By Takumi Mizutani
TOKYO _ Manual labor is becoming more and more difficult for Japan’s aging farmers, prompting a Tokyo professor to devise a high-tech solution: mechanize the bodies of the farmers themselves.
Prof. Shigeki Toyama of Tokyo University of Agriculture and Technology’s Graduate School of Engineering is close to perfecting a robot suit that could considerably reduce the physical burden of farmwork on elderly farmers.
People aged 65 and older are a key pillar of the agricultural work force, accounting for about 60 percent of the agricultural population in Japan. Development of the robot suit may come as welcome news to such elderly farmers.
While agricultural machines such as tractors and rice planters have reduced farmers’ physical burdens, many kinds of work still depend on manual labor, such as harvesting fruits and vegetables or pruning the branches of fruit-bearing trees.
For elderly farmers, it is difficult to work in a kneeling position for hours on end or to lift heavy bundles of crops. Many suffer chronic pain in their lower backs, knees and elbows.
During a conference at his university, Toyama heard of the hardships in the nation’s agricultural sector from Prof. Isao Ogiwara, a horticultural researcher. Toyama subsequently began developing the robot suits for farmers, which he named “Power Assist.”
Toyama, who had studied robot suits for nursing care workers, wished to develop robot suits for elderly farmers.
The robot suit can be easily worn with straps that fasten it to the user’s body. Four ultrasonic wave motors, which generate electric power from ultrasonic vibrations, are situated at the knees and both sides of the lower back.
Users can set the arms of the suit to a number of positions.
With the robot suit, work such as harvesting grapes, which requires farmers to keep their arms raised, will be less physically difficult.
When users must work in kneeling or crouched positions, they feel as if they are sitting on a chair as the motors support their bodies.

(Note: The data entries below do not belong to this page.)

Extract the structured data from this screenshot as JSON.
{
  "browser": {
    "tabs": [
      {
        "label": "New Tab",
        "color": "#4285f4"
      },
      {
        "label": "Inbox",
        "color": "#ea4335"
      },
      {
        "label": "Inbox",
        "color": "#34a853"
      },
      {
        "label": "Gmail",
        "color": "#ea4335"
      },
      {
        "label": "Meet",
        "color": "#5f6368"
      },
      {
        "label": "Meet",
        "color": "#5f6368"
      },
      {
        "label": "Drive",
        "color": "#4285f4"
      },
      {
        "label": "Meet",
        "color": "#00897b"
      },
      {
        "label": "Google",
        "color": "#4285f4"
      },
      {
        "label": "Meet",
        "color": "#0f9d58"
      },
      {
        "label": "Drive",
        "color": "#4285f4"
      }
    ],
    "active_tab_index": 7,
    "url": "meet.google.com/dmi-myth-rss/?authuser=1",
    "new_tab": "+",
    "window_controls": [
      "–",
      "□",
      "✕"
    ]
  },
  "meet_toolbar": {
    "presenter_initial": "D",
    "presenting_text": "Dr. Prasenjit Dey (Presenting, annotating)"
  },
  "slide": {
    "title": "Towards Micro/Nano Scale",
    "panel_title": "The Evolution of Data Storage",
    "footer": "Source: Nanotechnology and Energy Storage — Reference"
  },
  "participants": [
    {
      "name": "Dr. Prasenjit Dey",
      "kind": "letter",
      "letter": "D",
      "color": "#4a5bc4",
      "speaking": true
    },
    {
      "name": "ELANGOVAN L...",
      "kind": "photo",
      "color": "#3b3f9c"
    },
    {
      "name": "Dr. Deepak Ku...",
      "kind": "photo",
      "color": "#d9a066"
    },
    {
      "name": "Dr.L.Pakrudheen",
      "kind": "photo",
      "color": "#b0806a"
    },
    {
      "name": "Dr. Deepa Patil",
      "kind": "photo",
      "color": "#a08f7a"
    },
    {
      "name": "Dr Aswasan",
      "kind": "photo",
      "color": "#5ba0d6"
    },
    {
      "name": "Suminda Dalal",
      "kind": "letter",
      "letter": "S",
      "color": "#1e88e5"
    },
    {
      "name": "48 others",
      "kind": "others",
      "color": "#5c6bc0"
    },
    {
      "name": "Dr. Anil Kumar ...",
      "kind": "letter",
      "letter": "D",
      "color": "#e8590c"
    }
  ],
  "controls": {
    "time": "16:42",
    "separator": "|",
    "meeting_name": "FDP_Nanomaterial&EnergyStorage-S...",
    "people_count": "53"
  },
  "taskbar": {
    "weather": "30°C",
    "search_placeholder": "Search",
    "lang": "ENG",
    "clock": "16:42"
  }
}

The professors said that pulling a daikon radish out of the ground usually requires muscle power equivalent to that needed to lift a 30-kilogram (66-pound) object, but using the robot suit reduces the figure to less than half.
The robot suit’s movements can be controlled by methods including commands spoken into a microphone.
In January, the professors had the suits field-tested by grape farmers in Kofu, Yamanashi Prefecture, during their harvest. The farmers praised the equipment, saying that using it made them less tired.
A robot suit weighs about 18 kilograms (39.6 pounds). The professors aim to reduce the weight to about 6 kilograms (13.2 pounds) by using lighter ultrasonic wave motors. They hope to begin selling the suits two years from now for about 500,000 yen (about US$5,830) each.
Toyama said the robot suits are not just for the elderly. “By incorporating information technology, work efficiency can be raised and it is not a dream to say it could increase farmers’ profits,” he said.
Toyama also began developing goggles with augmented-reality technology, which displays digital information over real fields of sight.
The goggles will display such information as shipments from each field, records of past work and weather forecasts.
“Through the robot suits, I want to demonstrate what agriculture in the next generation should be like,” Toyama said.